I get it though, they're still being stingy, but it isn't apples to apples
_eg0_@reddit
You do realize that going from 256GB/s to 384GB/s is also an insultingly low increase over the time, too.......
TheNiebuhr@reddit
2019 laptops with 2070 had 448GBs of peak dram transfer, how will he justify 5070m having less than that 6 years later?
prajaybasu@reddit
5070 laptops are significantly thinner and lighter than 2070 laptops.

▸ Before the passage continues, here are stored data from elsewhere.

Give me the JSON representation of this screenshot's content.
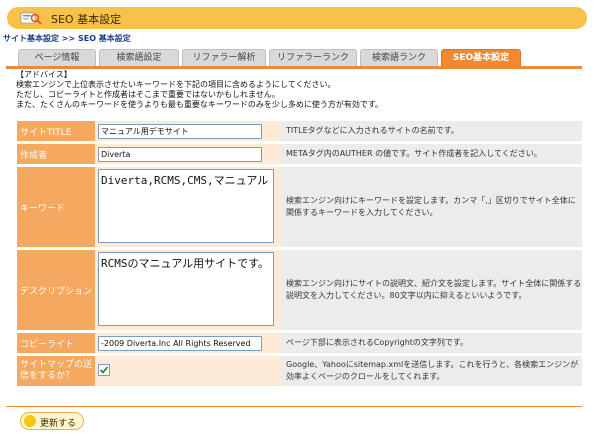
{
  "header": {
    "title": "SEO 基本設定",
    "icon": "seo-magnifier-icon"
  },
  "breadcrumb": {
    "parent": "サイト基本設定",
    "separator": " >> ",
    "current": "SEO 基本設定"
  },
  "tabs": [
    {
      "label": "ページ情報"
    },
    {
      "label": "検索語設定"
    },
    {
      "label": "リファラー解析"
    },
    {
      "label": "リファラーランク"
    },
    {
      "label": "検索語ランク"
    },
    {
      "label": "SEO基本設定"
    }
  ],
  "advice": {
    "heading": "【アドバイス】",
    "line1": "検索エンジンで上位表示させたいキーワードを下記の項目に含めるようにしてください。",
    "line2": "ただし、コピーライトと作成者はそこまで重要ではないかもしれません。",
    "line3": "また、たくさんのキーワードを使うよりも最も重要なキーワードのみを少し多めに使う方が有効です。"
  },
  "form": {
    "site_title": {
      "label": "サイトTITLE",
      "value": "マニュアル用デモサイト",
      "desc": "TITLEタグなどに入力されるサイトの名前です。"
    },
    "author": {
      "label": "作成者",
      "value": "Diverta",
      "desc": "METAタグ内のAUTHER の値です。サイト作成者を記入してください。"
    },
    "keywords": {
      "label": "キーワード",
      "value": "Diverta,RCMS,CMS,マニュアル",
      "desc": "検索エンジン向けにキーワードを設定します。カンマ「,」区切りでサイト全体に関係するキーワードを入力してください。"
    },
    "description": {
      "label": "デスクリプション",
      "value": "RCMSのマニュアル用サイトです。",
      "desc": "検索エンジン向けにサイトの説明文、紹介文を設定します。サイト全体に関係する説明文を入力してください。80文字以内に抑えるといいようです。"
    },
    "copyright": {
      "label": "コピーライト",
      "value": "-2009 Diverta.Inc All Rights Reserved",
      "desc": "ページ下部に表示されるCopyrightの文字列です。"
    },
    "sitemap": {
      "label": "サイトマップの送信をするか？",
      "checked": true,
      "desc": "Google、Yahooにsitemap.xmlを送信します。これを行うと、各検索エンジンが効率よくページのクロールをしてくれます。"
    }
  },
  "actions": {
    "update_label": "更新する"
  },
  "colors": {
    "header_bar": "#f7c14a",
    "accent": "#f08a32",
    "label_bg": "#f5a85f",
    "field_bg": "#fdebd6",
    "desc_bg": "#ececec"
  }
}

BatteryPoweredFriend@reddit
Your GPU could have the latest HBM and multi-TB's worth of bandwidth, but you're still going to error out or outright crash if whatever active project exceeds the available VRAM capacity.
VastTension6022@reddit
It's true, 640Kb is still enough today because the bandwidth is much higher!
Antagonin@reddit (OP)
Bandwidth is completely irrelevant, since when you run out of the 8GB (which you wil alotl), you will be completely limited by PCI-E bandwidth and latency.
Hayden247@reddit
Vram generation does not change how much vram a game will need. If game wants more than 8GB then GDDR5 vs 7 isn't going to make much difference at all. Capacity is KING, that's what the game demands, as long there's adequate bandwidth to feed the GPU all you need is capacity and even then bandwidth just affects how fast your GPU is gonna be.

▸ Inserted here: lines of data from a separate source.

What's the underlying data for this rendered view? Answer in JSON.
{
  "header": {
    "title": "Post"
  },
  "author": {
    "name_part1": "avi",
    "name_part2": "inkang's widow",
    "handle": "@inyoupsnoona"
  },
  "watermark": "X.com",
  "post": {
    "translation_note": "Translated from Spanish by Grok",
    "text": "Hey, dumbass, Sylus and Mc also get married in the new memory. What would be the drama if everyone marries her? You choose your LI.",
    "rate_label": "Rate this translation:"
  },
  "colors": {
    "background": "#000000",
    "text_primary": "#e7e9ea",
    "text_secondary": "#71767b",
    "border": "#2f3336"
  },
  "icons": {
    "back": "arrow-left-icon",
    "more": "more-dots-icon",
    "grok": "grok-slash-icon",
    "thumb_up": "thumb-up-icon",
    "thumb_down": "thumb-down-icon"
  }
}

In fact a 5070M will be far more vram bottlenecked vs a 1070M because the 5070M has a lot more raw power to be held back and choked by a low capacity vs the 1070M where for the time it was lots of vram and today the raw performance is going to be the clear limitation, not vram (other than with texture quality where it's effectively free as long you have the memory for it).
VaultBoy636@reddit
vram bw doesn't matter for shit once you run out of vram
UnsaidRnD@reddit
Yeah, and it can only do marginally better things (from a strictly consumer point of view - ray tracing may be admirable as a technology, but it's not yet that amazing in practice).
sahui@reddit
as long as people keep buying them, nvidia will keep making these decisions.
kingwhocares@reddit
RTX 5050 laptop is supposed to have 8GB as well.
mokkat@reddit
Provided GPU companies can implement AI assisted texture compression for huge gains, it might be viable going forward. But they're already a few years late, considering it won't be back ported to heavy games from these years.
Lamborghini4616@reddit
Or they could just give us more vram instead of cheaping out.
shugthedug3@reddit
It's a paltry amount for any GPU carrying the 70 tier name, mobile or not.

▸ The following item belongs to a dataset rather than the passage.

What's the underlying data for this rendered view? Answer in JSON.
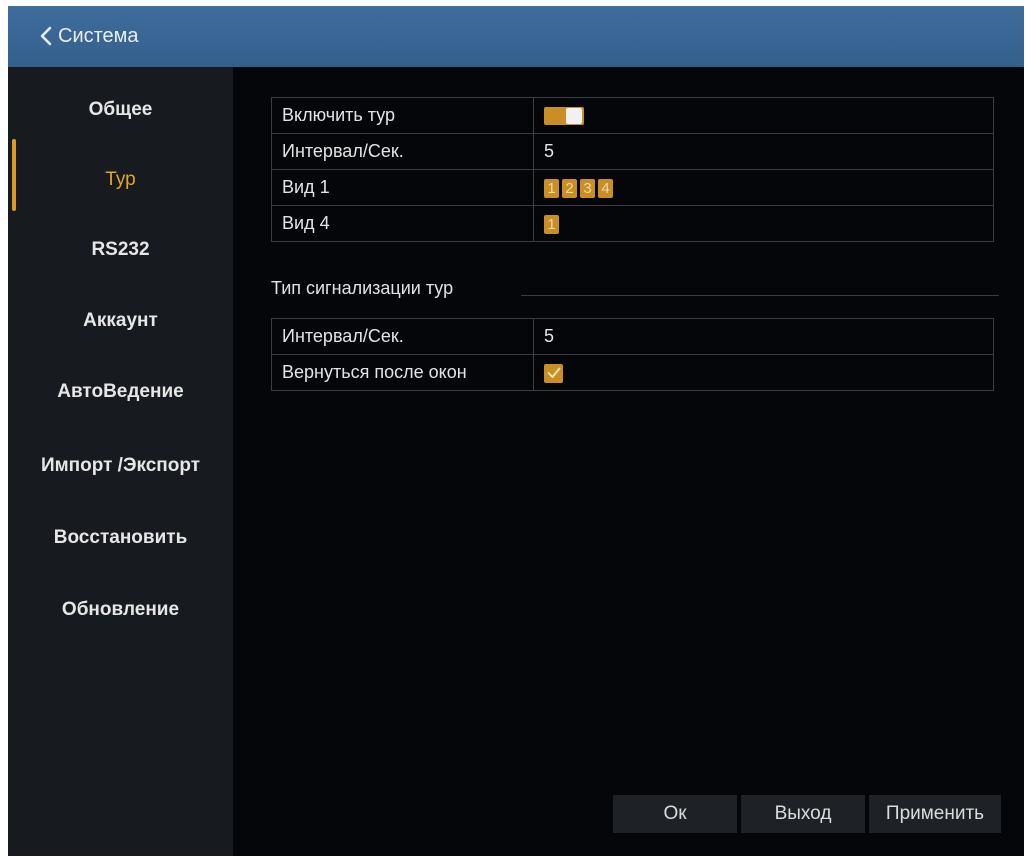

Of course a 128 bit bus is cheaper than a 192 bit bus especially in the case of a laptop motherboard but still... cards like the 3070 are really showing their age because of the inadequate RAM, to release a 5070 this much later with the same amount is shitty behaviour.
I_Thranduil@reddit
If it's stupid but it works, it's still stupid.
bubblesort33@reddit
They are going to use AI as an excuse. Neural textures compression stuff. There is some merit to if you look at some of the VRAM savings, 8gb is still insane for this level of GPU.
Antagonin@reddit (OP)
Will take years until we see first practical implementations of them in games. Not to even mention, it doesn't help in any other task except gaming/3D rendering (unsure whether any 3D renderer will even support them).